Given here are the ethnic origins of Malaysian residents (citizens, landed immigrants, and non-citizen temporary residents) as recorded by them on their 2010 census form. The relevant census question asked for "the ethnic or cultural origins" of the respondent's ancestors and not the respondents themselves.

As data were collected by self-declaration, labels may not necessarily describe the true ancestry of respondents. Also note that many respondents acknowledged multiple ancestries. These people were added to the "multiple origin" total for each origin listed. These include responses as varied as a respondent who listed eight different origins and a respondent who answered "Chinese Malaysian" (leading to him/her being counted once for "Chinese" and once for "Malaysian"). As with all self-reported data, understanding of the question may have varied from respondent to respondent.

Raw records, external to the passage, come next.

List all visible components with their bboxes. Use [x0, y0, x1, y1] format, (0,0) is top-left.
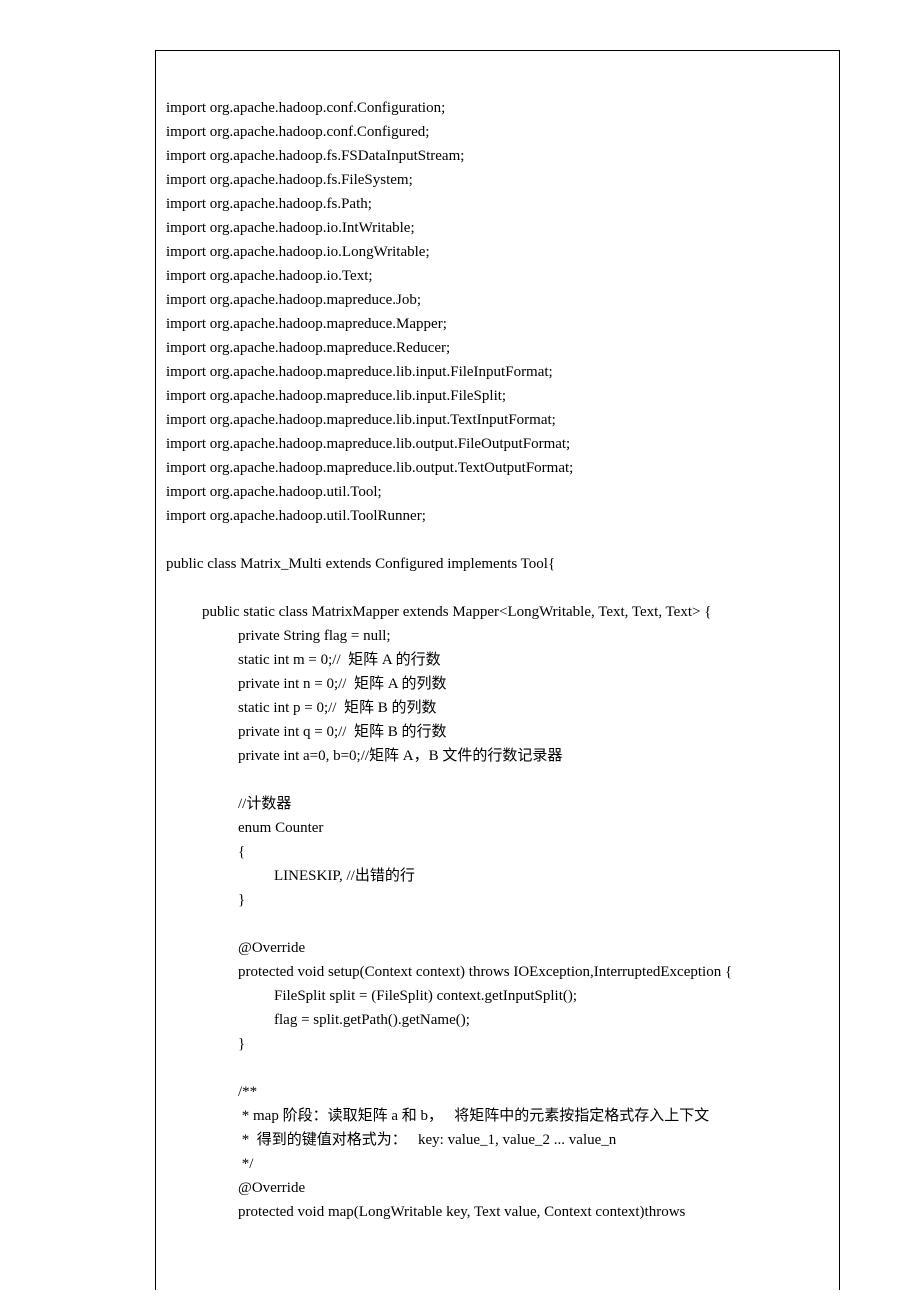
code-line: FileSplit split = (FileSplit) context.ge… — [166, 984, 827, 1008]
code-line: //计数器 — [166, 792, 827, 816]
code-line: private int a=0, b=0;//矩阵 A，B 文件的行数记录器 — [166, 744, 827, 768]
code-line: protected void setup(Context context) th… — [166, 960, 827, 984]
code-line: import org.apache.hadoop.conf.Configured… — [166, 120, 827, 144]
code-line: import org.apache.hadoop.mapreduce.lib.i… — [166, 384, 827, 408]
document-page: import org.apache.hadoop.conf.Configurat… — [0, 0, 920, 1302]
code-line: */ — [166, 1152, 827, 1176]
code-line: import org.apache.hadoop.mapreduce.lib.i… — [166, 408, 827, 432]
code-line: import org.apache.hadoop.util.Tool; — [166, 480, 827, 504]
code-line: public static class MatrixMapper extends… — [166, 600, 827, 624]
code-line: * map 阶段：读取矩阵 a 和 b， 将矩阵中的元素按指定格式存入上下文 — [166, 1104, 827, 1128]
code-line: import org.apache.hadoop.mapreduce.lib.o… — [166, 456, 827, 480]
code-line: import org.apache.hadoop.mapreduce.lib.i… — [166, 360, 827, 384]
code-line: import org.apache.hadoop.fs.FileSystem; — [166, 168, 827, 192]
code-line: private int n = 0;// 矩阵 A 的列数 — [166, 672, 827, 696]
code-line: } — [166, 1032, 827, 1056]
code-line: { — [166, 840, 827, 864]
code-line: import org.apache.hadoop.mapreduce.Job; — [166, 288, 827, 312]
code-line — [166, 576, 827, 600]
code-line: import org.apache.hadoop.mapreduce.lib.o… — [166, 432, 827, 456]
code-line: import org.apache.hadoop.util.ToolRunner… — [166, 504, 827, 528]
code-frame: import org.apache.hadoop.conf.Configurat… — [155, 50, 840, 1290]
code-line: flag = split.getPath().getName(); — [166, 1008, 827, 1032]
code-line: static int m = 0;// 矩阵 A 的行数 — [166, 648, 827, 672]
code-line: public class Matrix_Multi extends Config… — [166, 552, 827, 576]
code-line: @Override — [166, 936, 827, 960]
code-line: private int q = 0;// 矩阵 B 的行数 — [166, 720, 827, 744]
code-line: import org.apache.hadoop.mapreduce.Reduc… — [166, 336, 827, 360]
code-line: } — [166, 888, 827, 912]
code-line: import org.apache.hadoop.conf.Configurat… — [166, 96, 827, 120]
code-line: static int p = 0;// 矩阵 B 的列数 — [166, 696, 827, 720]
code-line: * 得到的键值对格式为： key: value_1, value_2 ... v… — [166, 1128, 827, 1152]
code-line: @Override — [166, 1176, 827, 1200]
code-line: import org.apache.hadoop.io.LongWritable… — [166, 240, 827, 264]
code-line: import org.apache.hadoop.fs.Path; — [166, 192, 827, 216]
code-line: /** — [166, 1080, 827, 1104]
code-line: import org.apache.hadoop.io.IntWritable; — [166, 216, 827, 240]
code-line: import org.apache.hadoop.fs.FSDataInputS… — [166, 144, 827, 168]
code-line: LINESKIP, //出错的行 — [166, 864, 827, 888]
code-line: import org.apache.hadoop.io.Text; — [166, 264, 827, 288]
code-line: enum Counter — [166, 816, 827, 840]
code-line — [166, 912, 827, 936]
code-line: protected void map(LongWritable key, Tex… — [166, 1200, 827, 1224]
code-line: import org.apache.hadoop.mapreduce.Mappe… — [166, 312, 827, 336]
code-line — [166, 528, 827, 552]
code-line: private String flag = null; — [166, 624, 827, 648]
code-line — [166, 768, 827, 792]
code-block: import org.apache.hadoop.conf.Configurat… — [166, 96, 827, 1224]
code-line — [166, 1056, 827, 1080]
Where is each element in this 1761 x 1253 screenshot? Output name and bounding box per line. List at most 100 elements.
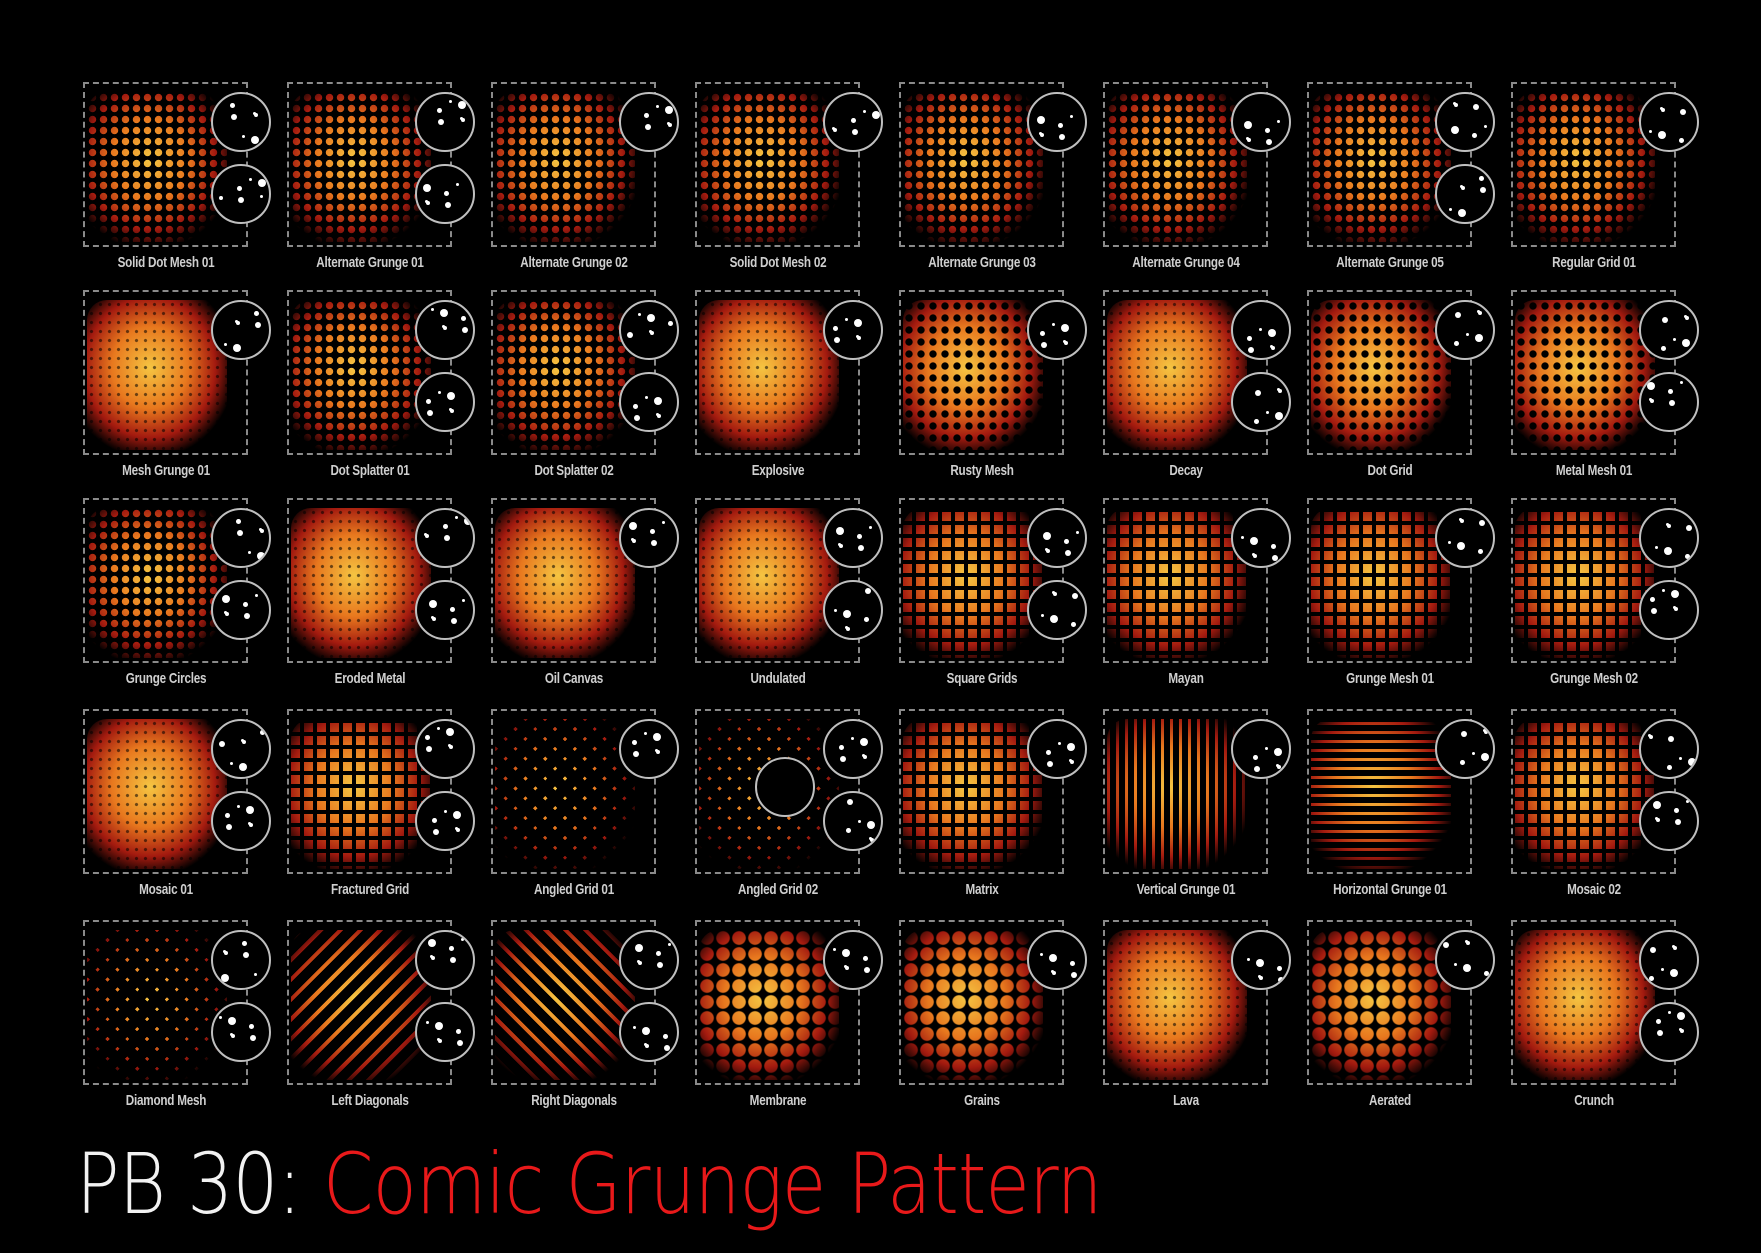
pattern-label: Angled Grid 01 xyxy=(534,881,614,898)
brush-preview-icon xyxy=(1231,508,1291,568)
pattern-tile: Square Grids xyxy=(899,498,1087,702)
pattern-label: Diamond Mesh xyxy=(125,1092,207,1109)
brush-preview-icon xyxy=(415,92,475,152)
pattern-tile: Rusty Mesh xyxy=(899,290,1087,494)
brush-preview-icon xyxy=(211,300,271,360)
pattern-label: Undulated xyxy=(750,670,806,687)
pattern-tile: Alternate Grunge 03 xyxy=(899,82,1087,286)
brush-preview-icon xyxy=(823,580,883,640)
pattern-tile: Dot Grid xyxy=(1307,290,1495,494)
pattern-swatch xyxy=(1515,508,1655,658)
brush-preview-icon xyxy=(415,1002,475,1062)
pattern-label: Solid Dot Mesh 02 xyxy=(729,254,827,271)
brush-preview-icon xyxy=(1027,92,1087,152)
pattern-swatch xyxy=(1311,300,1451,450)
pattern-swatch xyxy=(903,719,1043,869)
brush-preview-icon xyxy=(1027,719,1087,779)
pattern-swatch xyxy=(1515,930,1655,1080)
pattern-label: Oil Canvas xyxy=(544,670,604,687)
pattern-swatch xyxy=(903,300,1043,450)
pattern-swatch xyxy=(87,300,227,450)
pattern-label: Left Diagonals xyxy=(331,1092,409,1109)
pattern-label: Alternate Grunge 05 xyxy=(1336,254,1444,271)
pattern-swatch xyxy=(495,930,635,1080)
pattern-label: Grunge Mesh 02 xyxy=(1550,670,1638,687)
brush-preview-icon xyxy=(1435,508,1495,568)
pattern-tile: Explosive xyxy=(695,290,883,494)
pattern-tile: Horizontal Grunge 01 xyxy=(1307,709,1495,913)
pattern-swatch xyxy=(87,719,227,869)
pattern-tile: Solid Dot Mesh 01 xyxy=(83,82,271,286)
pattern-label: Alternate Grunge 01 xyxy=(316,254,424,271)
brush-preview-icon xyxy=(1639,580,1699,640)
pattern-swatch xyxy=(1311,92,1451,242)
pattern-label: Solid Dot Mesh 01 xyxy=(117,254,215,271)
pattern-tile: Eroded Metal xyxy=(287,498,475,702)
pattern-label: Grains xyxy=(964,1092,1000,1109)
pattern-label: Alternate Grunge 03 xyxy=(928,254,1036,271)
pattern-label: Dot Splatter 01 xyxy=(330,462,410,479)
pattern-swatch xyxy=(1515,92,1655,242)
pattern-swatch xyxy=(495,719,635,869)
pattern-tile: Fractured Grid xyxy=(287,709,475,913)
brush-preview-icon xyxy=(619,372,679,432)
pattern-tile: Vertical Grunge 01 xyxy=(1103,709,1291,913)
brush-preview-icon xyxy=(211,508,271,568)
pattern-swatch xyxy=(1107,508,1247,658)
brush-preview-icon xyxy=(823,791,883,851)
pattern-swatch xyxy=(291,508,431,658)
pattern-tile: Dot Splatter 01 xyxy=(287,290,475,494)
pattern-label: Alternate Grunge 02 xyxy=(520,254,628,271)
brush-preview-icon xyxy=(415,164,475,224)
brush-preview-icon xyxy=(619,1002,679,1062)
pattern-swatch xyxy=(699,300,839,450)
pattern-tile: Mesh Grunge 01 xyxy=(83,290,271,494)
brush-preview-icon xyxy=(1639,791,1699,851)
pattern-label: Lava xyxy=(1173,1092,1199,1109)
brush-preview-icon xyxy=(1639,372,1699,432)
pattern-swatch xyxy=(87,508,227,658)
pattern-tile: Angled Grid 01 xyxy=(491,709,679,913)
pattern-tile: Right Diagonals xyxy=(491,920,679,1124)
brush-preview-icon xyxy=(1027,930,1087,990)
pattern-swatch xyxy=(1515,719,1655,869)
brush-preview-icon xyxy=(1231,930,1291,990)
brush-preview-icon xyxy=(211,164,271,224)
brush-preview-icon xyxy=(1027,508,1087,568)
pattern-swatch xyxy=(495,300,635,450)
pattern-label: Right Diagonals xyxy=(531,1092,617,1109)
pattern-label: Fractured Grid xyxy=(331,881,409,898)
pattern-tile: Grunge Circles xyxy=(83,498,271,702)
pattern-tile: Matrix xyxy=(899,709,1087,913)
brush-preview-icon xyxy=(415,930,475,990)
brush-preview-icon xyxy=(415,508,475,568)
pattern-swatch xyxy=(903,508,1043,658)
pattern-tile: Mosaic 02 xyxy=(1511,709,1699,913)
brush-preview-icon xyxy=(1435,930,1495,990)
brush-preview-icon xyxy=(415,580,475,640)
pattern-swatch xyxy=(699,508,839,658)
brush-preview-icon xyxy=(619,719,679,779)
pattern-tile: Oil Canvas xyxy=(491,498,679,702)
brush-preview-icon xyxy=(1435,300,1495,360)
pattern-tile: Mayan xyxy=(1103,498,1291,702)
pattern-tile: Left Diagonals xyxy=(287,920,475,1124)
pattern-swatch xyxy=(903,930,1043,1080)
pattern-swatch xyxy=(495,92,635,242)
brush-preview-icon xyxy=(1027,300,1087,360)
pattern-swatch xyxy=(1107,92,1247,242)
brush-preview-icon xyxy=(1639,719,1699,779)
pattern-tile: Dot Splatter 02 xyxy=(491,290,679,494)
brush-preview-icon xyxy=(211,1002,271,1062)
pattern-tile: Lava xyxy=(1103,920,1291,1124)
pattern-label: Eroded Metal xyxy=(334,670,406,687)
brush-preview-icon xyxy=(211,580,271,640)
pattern-label: Explosive xyxy=(751,462,805,479)
pattern-label: Mosaic 01 xyxy=(139,881,193,898)
brush-preview-icon xyxy=(1231,719,1291,779)
pattern-swatch xyxy=(291,92,431,242)
pattern-swatch xyxy=(1107,930,1247,1080)
pattern-tile: Regular Grid 01 xyxy=(1511,82,1699,286)
pattern-label: Matrix xyxy=(965,881,999,898)
pattern-label: Vertical Grunge 01 xyxy=(1136,881,1236,898)
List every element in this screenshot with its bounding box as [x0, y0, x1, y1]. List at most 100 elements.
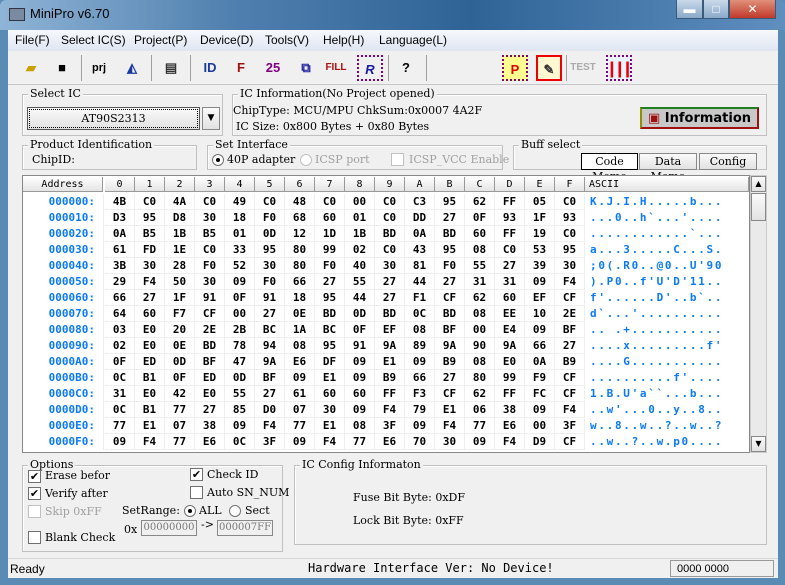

Classification of 2010 Census ethnic group is as set by Inter-Agency Technical Committee (IATC) in Appendix 1. IATC is a committee formed to co-ordinate and monitor the implementation and use of standardised codes, classifications and definitions used by the Department of Statistics, Malaysia and other government agencies. For the purpose of tabulation and analysis, as well as taking into account the diverse ethnic group in Peninsular Malaysia, Sabah, Federal Territory of Labuan and Sarawak, major ethnic groups according to region as follows:

Information collected in the census including ethnic group and citizenship was based on respondent's answer and did not refer to any official document.

Information on citizenship should be used with caution as it is subject to content and coverage errors especially for non-citizens as in censuses in most countries.